The village that in 2023 had a population of 473, had 398 in 1803. The area is relatively large: 18.19 km ² and extends over a dozen kilometers from north to south. Florimont, which was an important manor in the Middle Ages, incorporated into its territory the disappeared villages of Normanvillars and Saint-Andre-d'Essert.

===Placenames and hamlets===
 Saint-André-d'Essert

This village, of which there only remains the farm of Saint-André, one kilometer from Faverois, should not be confused with the city of Essert, near Belfort, although the origin of the name is undoubtedly the same: a cultivable ground reclaimed from the forest. In the seventeenth century Saint-André had a church which would have already existed sometime between 1274 and at least 1466, when a priest officiated there. It was restored in 1606 but was threatened with ruin in 1749. By the end of the eighteenth century all that remained there were four Anabaptist families, and the church disappeared. The hamlet belongs to the parish of Faverois. In texts written in German, Essert is Germanized as Schert.

 Normanvillars

Normanvillars was a Mennonite settlement on the border of the Sundgau (southern Alsace) and the Territory of Belfort in a forest area called by that name. It was about 10–15 miles (16–25 km) northeast of Montbéliard, southeast of Belfort, and north of Delle. The settlement was established between 1747 and 1780 by Mennonite families coming from the Swiss Jura to the south and a few Amish families coming from the Montbéliard area to the southwest. By 1791, according to a military census, 23 of the 97 families in the commune of Florimont were Mennonite. By the end of the eighteenth century this rather extended settlement was divided into two organized congregations, both meeting in homes, the one to the north called La Maie (later Belfort), the one in the south called Florimont. The first meetinghouse at Normanvillars, the Chapelle des Fermes, was erected in 1849 after many members had emigrated. The beginning of emigration to North America was in 1819. A number of families settled in Putnam County, Ohio, others in western Waterloo County, Ontario.

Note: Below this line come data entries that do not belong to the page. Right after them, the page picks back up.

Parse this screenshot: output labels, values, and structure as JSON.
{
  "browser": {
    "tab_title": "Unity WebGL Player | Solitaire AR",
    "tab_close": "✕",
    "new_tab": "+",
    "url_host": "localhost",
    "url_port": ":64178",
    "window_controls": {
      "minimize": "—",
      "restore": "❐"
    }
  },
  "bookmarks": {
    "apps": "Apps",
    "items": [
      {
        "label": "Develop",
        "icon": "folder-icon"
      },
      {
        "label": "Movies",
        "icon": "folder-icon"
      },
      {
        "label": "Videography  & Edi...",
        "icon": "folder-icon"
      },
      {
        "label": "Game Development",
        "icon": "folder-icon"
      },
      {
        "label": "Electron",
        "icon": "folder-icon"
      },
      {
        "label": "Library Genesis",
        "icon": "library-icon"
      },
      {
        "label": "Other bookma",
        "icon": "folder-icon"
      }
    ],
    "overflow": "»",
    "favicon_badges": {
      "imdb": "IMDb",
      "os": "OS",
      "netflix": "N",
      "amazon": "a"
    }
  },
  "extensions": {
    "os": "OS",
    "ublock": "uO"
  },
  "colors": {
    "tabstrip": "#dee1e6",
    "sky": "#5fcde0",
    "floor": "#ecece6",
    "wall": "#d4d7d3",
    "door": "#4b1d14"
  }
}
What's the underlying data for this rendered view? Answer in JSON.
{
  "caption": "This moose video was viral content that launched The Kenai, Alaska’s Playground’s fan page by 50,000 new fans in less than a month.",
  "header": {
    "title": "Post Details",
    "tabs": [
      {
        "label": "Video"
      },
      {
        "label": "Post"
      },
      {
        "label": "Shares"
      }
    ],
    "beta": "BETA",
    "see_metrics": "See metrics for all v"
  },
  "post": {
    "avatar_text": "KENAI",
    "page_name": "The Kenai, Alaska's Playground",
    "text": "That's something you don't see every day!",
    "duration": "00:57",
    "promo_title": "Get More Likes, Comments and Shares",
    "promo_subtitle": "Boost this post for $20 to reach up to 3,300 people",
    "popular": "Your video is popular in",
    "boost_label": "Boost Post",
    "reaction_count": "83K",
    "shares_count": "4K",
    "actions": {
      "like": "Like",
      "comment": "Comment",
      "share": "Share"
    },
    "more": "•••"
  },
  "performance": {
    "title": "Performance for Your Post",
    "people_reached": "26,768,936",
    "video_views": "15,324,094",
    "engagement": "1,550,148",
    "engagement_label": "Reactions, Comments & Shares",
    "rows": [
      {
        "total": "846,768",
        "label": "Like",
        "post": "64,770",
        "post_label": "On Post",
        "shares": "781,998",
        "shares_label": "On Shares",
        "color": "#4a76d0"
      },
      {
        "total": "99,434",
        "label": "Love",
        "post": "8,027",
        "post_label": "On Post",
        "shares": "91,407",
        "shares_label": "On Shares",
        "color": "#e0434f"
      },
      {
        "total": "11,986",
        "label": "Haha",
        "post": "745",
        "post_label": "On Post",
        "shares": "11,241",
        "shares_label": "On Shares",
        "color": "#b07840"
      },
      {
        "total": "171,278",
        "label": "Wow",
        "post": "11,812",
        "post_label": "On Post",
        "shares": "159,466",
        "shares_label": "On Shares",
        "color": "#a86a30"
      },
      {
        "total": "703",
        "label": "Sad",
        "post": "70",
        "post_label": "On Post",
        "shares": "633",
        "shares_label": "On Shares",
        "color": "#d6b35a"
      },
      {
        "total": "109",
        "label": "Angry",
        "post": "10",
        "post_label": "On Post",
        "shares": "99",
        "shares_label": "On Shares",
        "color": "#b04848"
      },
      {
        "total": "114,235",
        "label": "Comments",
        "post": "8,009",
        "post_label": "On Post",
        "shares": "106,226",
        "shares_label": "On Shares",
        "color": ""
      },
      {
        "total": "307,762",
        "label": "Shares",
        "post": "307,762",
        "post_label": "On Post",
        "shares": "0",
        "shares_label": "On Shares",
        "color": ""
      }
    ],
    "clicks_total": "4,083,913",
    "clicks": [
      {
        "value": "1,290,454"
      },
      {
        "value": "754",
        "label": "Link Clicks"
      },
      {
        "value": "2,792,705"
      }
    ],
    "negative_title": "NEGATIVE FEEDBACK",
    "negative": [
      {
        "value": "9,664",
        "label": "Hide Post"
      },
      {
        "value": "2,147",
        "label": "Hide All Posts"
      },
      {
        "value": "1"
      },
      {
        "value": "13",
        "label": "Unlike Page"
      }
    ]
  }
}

It is probable that Normanvillars disappeared at the same time as Saint-André d'Essert, in the second half of the fifteenth century, victim of the instability which reigned then in the countryside. In the middle of the eighteenth century, the Mennonites, famous for being experienced farmers, took possession again of the places and formed a locality dependent on the seigniory of Florimont. Nowadays, the hamlet is summarized as being a few farms spread over a vast clearing in the middle of which is a chapel known as the Chappel of the Mennonites and a cemetery.

==History==
The site of Florimont has been occupied since the Roman period, probably by a lookout tower charged with supervising the movement of troops on their way connecting Mandeure in Doubs to Augst and Kembs in Haut-Rhin. After the creation of the county of Ferrette in the eleventh century, the feudal castle and the fortifications of the village were built which very quickly took up importance. In the thirteenth century, the stronghold, which also covered Courcelles, Suarce, Chavanatte, Lepuix-Neuf and partly Faverois, Grosne, Boron, Réchésy, was held by the Blumenberg family, a German name that can translate as Mountain of the flowers. The grounds of Florimont were on several occasions the object of contention between the bishop of Basle and the count of Ferrette. By the fifteenth century, the economic importance of the city is not negligible as it holds a weekly market and two annual fairs, one at All Saints' Day and the other on the Tuesday of Easter.

In 1583 a fire destroyed the castle which was rebuilt. During the Thirty Years' War, around 1632, the Swedish troops, which devastated the countryside around Belfort, plundered the city and the castle, not being concerned with its ruins.

During the French Revolution, the population of Florimont expressed their attachment to their lord, Xavier de Ferrette, while addressing a letter of protest to the Directory, when he was put on the list of émigrés and, as a result, considered a traitor to the country. That did not prevent the family's goods from being confiscated.